Va ricordato che Cambogia e Myanmar usufruiscono del cosiddetto sistema Ue di preferenze tariffarie generalizzate (SPG, regolamento Ue n. 978/2012), che offre agli stati in via di sviluppo un accesso agevolato al mercato europeo con riduzione di dazi o esonero totale. Tale esonero per il riso originario dei due paesi aveva determinato volumi e prezzi delle relative importazioni in misura tale da provocare gravi difficoltà all’industria risiera in Ue. Pertanto nel 2019 la Commissione europea aveva adottato un regolamento che, come misura di salvaguardia, ripristinava i dazi sulle importazioni di tale riso per un periodo di tre anni. Allo scadere del periodo, le importazioni di riso dalla Cambogia e dal Myanmar hanno di nuovo registrato un’impennata. Al contempo, nel 2022, la Corte di giustizia europea, accogliendo il ricorso della Cambodia Rice Federation, ha annullato il regolamento del 2019 della Commissione.
Questa situazione ha indotto l’Unione europea a considerare un intervento sul Sistema di preferenze generalizzato. La Commissione Ue ha proposto un meccanismo di sorveglianza della tariffa doganale per taluni prodotti, tra cui riso e zucchero. Invece, il parlamento europeo ha adottato una posizione che per il riso, tra gli altri alimenti, prevede una clausola di salvaguardia che scatta automaticamente. Nel Consiglio, invece, è emersa una divisione tra i Paesi del sud, sostenitori della linea più rigorosa del Parlamento, e quelli del nord, interessati alle importazioni di riso dai due Paesi e quindi più soft circa le relative misure. Il Consiglio ha supportato quest’ultima posizione.
India, Pakistan e il riso basmati
Un altro capitolo aperto in Europa sul riso riguarda quello di tipo “basmati”, prodotto in India e Pakistan, per il quale entrambi i Paesi hanno chiesto all’Ue la concessione della Indicazione geografica protetta (Igp). In particolare, nel 2018 l’India ha depositato presso la Commissione europea la richiesta di Igp per il proprio basmati, così che nell’Unione fosse l’unico che si potesse qualificare come tale. La richiesta è stata pubblicata sulla Gazzetta Ufficiale Ue nel settembre 2022. Nel dicembre dello stesso anno il Pakistan, ha presentato ricorso alla Commissione contro la richiesta dell’India, possibilità prevista dalla procedura per l’attribuzione dell’Igp, e all’inizio del 2023 ha depositato una domanda di riconoscimento dell’Igp sul basmati prodotto sul proprio territorio.

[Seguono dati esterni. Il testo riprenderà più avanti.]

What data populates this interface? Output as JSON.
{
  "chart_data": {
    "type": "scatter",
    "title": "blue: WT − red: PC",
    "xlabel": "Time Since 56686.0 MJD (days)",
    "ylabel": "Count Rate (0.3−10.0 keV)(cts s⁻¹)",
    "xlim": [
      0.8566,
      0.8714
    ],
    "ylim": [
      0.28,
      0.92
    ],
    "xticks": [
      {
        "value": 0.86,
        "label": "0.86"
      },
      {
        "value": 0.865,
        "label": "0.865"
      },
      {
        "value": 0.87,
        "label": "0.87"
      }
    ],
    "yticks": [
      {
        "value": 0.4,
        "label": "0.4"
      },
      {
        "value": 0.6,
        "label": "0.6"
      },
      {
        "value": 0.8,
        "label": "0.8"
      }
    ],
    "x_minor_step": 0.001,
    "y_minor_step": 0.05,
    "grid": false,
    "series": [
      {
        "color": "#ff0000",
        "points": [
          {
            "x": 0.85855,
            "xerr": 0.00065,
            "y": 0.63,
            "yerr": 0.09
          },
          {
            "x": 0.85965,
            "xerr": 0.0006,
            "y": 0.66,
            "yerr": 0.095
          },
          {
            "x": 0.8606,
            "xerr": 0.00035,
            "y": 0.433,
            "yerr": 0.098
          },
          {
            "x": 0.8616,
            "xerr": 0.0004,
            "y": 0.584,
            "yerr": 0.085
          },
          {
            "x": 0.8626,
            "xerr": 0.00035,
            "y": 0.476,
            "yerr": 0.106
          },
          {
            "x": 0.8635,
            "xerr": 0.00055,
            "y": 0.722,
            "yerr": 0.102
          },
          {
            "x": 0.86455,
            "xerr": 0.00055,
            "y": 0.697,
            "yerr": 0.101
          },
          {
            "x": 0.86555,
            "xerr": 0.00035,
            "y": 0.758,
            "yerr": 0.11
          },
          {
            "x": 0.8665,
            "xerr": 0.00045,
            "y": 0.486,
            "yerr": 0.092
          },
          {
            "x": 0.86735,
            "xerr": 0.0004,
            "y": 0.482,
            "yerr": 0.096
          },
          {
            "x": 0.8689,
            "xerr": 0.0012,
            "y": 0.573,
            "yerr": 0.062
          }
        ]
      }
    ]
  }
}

Il 24 settembre scorso il ministro per l’Agricoltura, Francesco Lollobrigida, ha reso noto con un comunicato che la Commissione europea aveva accolto la richiesta di opposizione da parte dell’Italia contro l’istanza del Pakistan per registrare in Europa il proprio riso Basmati come Igp. Ciò non significa che tale istanza sia stata respinta dall’Ue, ma che ora, ai sensi del regolamento europeo relativo alla protezione delle indicazioni geografiche (n. 2411 del 2023), si apre una fase interlocutoria per arrivare alla conclusione della procedura.
Non resta che attendere ulteriori sviluppi.